RoughNightForLulu

Tumbling towards sporadically
Fri Aug 12

Contra-Contraception

“On August 2, Duquesne University, a private Catholic school in Pittsburgh, filed suit against Highmark Inc. because the insurer allegedly mishandled the school’s prescription drug plan over the course of three years. Duquesne’s contract with Highmark specified that the insurance could not cover contraceptives because they contradict the university’s Catholic faith, but Highmark went ahead and covered birth control (and other drugs it wasn’t supposed to cover) anyway.” - Mother Jones

This debate is not a new one, but it’s been stoked recently since the inclusion of the “conscience clause” in Obama’s health plan.
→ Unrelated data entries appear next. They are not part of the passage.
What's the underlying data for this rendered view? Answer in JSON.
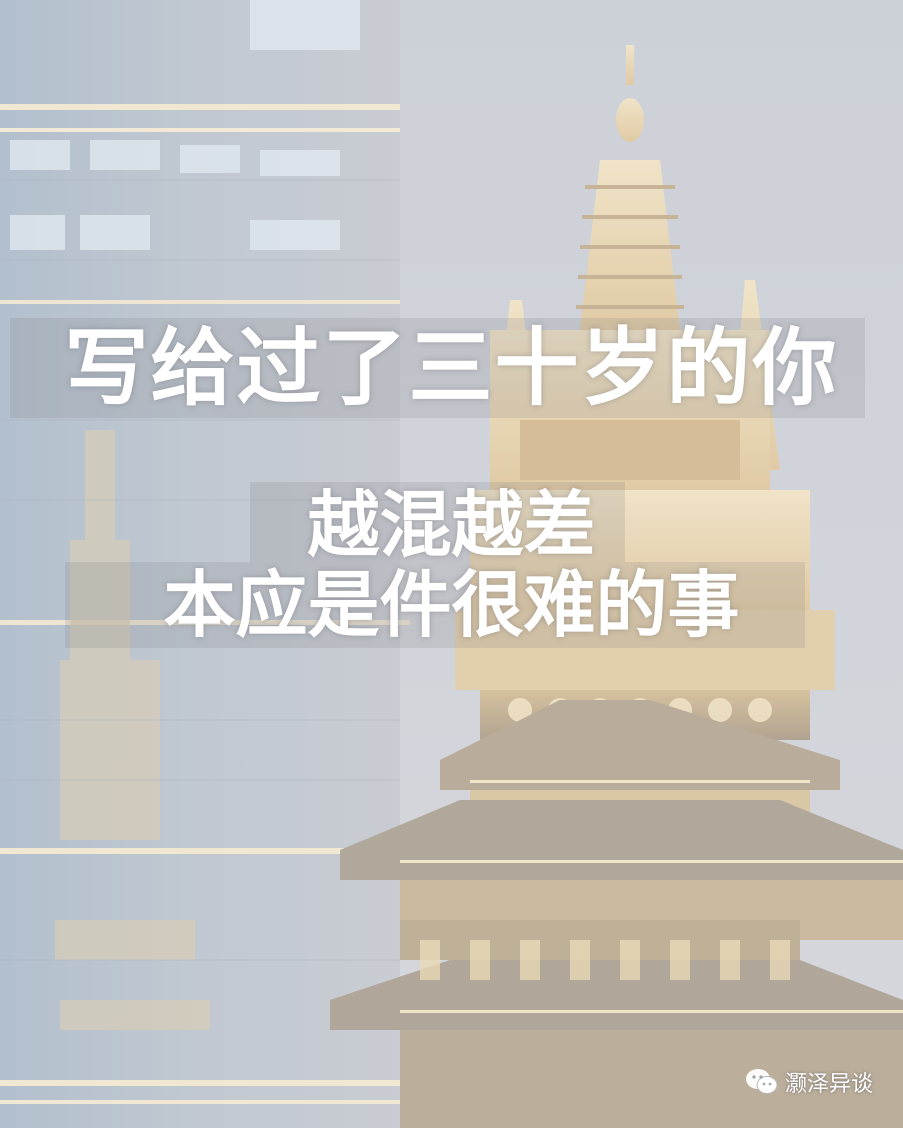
{
  "image": {
    "headline_line1": "写给过了三十岁的你",
    "headline_line2": "越混越差",
    "headline_line3": "本应是件很难的事",
    "watermark_text": "灏泽异谈",
    "watermark_icon": "wechat-icon",
    "colors": {
      "text": "#ffffff",
      "gold": "#e9c98a",
      "glass": "#9fb3c8"
    }
  }
}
It still seems to me that having one’s personal contraception determined at all by his/her employer’s religious beliefs is discriminatory and an infringement on an individual’s sexual freedom, not to mention the imposition of one individual’s faith upon another.

In terms of “conscientiously objecting,” there is a grave difference between declining to partake in an armed conflict, and denying one’s employees control over their own reproductive systems: Employers have not been called to fight a war in their employees’ bodies. (This may seem like an odd question, but if someone conscientiously objects to a war can he/she insist that his/her employees also refuse to participate?) Employers are not entitled to follow their workers home to watch their intimate activities, and yet strangely enough for matters of personal belief they may insist upon playing a super-visional role in them.

It is understood that religious institutions do not want their money to fund the taking of life, but if employees utilizing any form of birth control are on their payroll, then is it not just a matter of a *particular* dollar going to the health care provider? This one instead of that one? The employer’s denial of this specific aspect of health coverage, then, would seem merely a symbolic gesture — however, one that, while reminding their employees of their morals, also violates their employees’ freedom to develop and live by their own.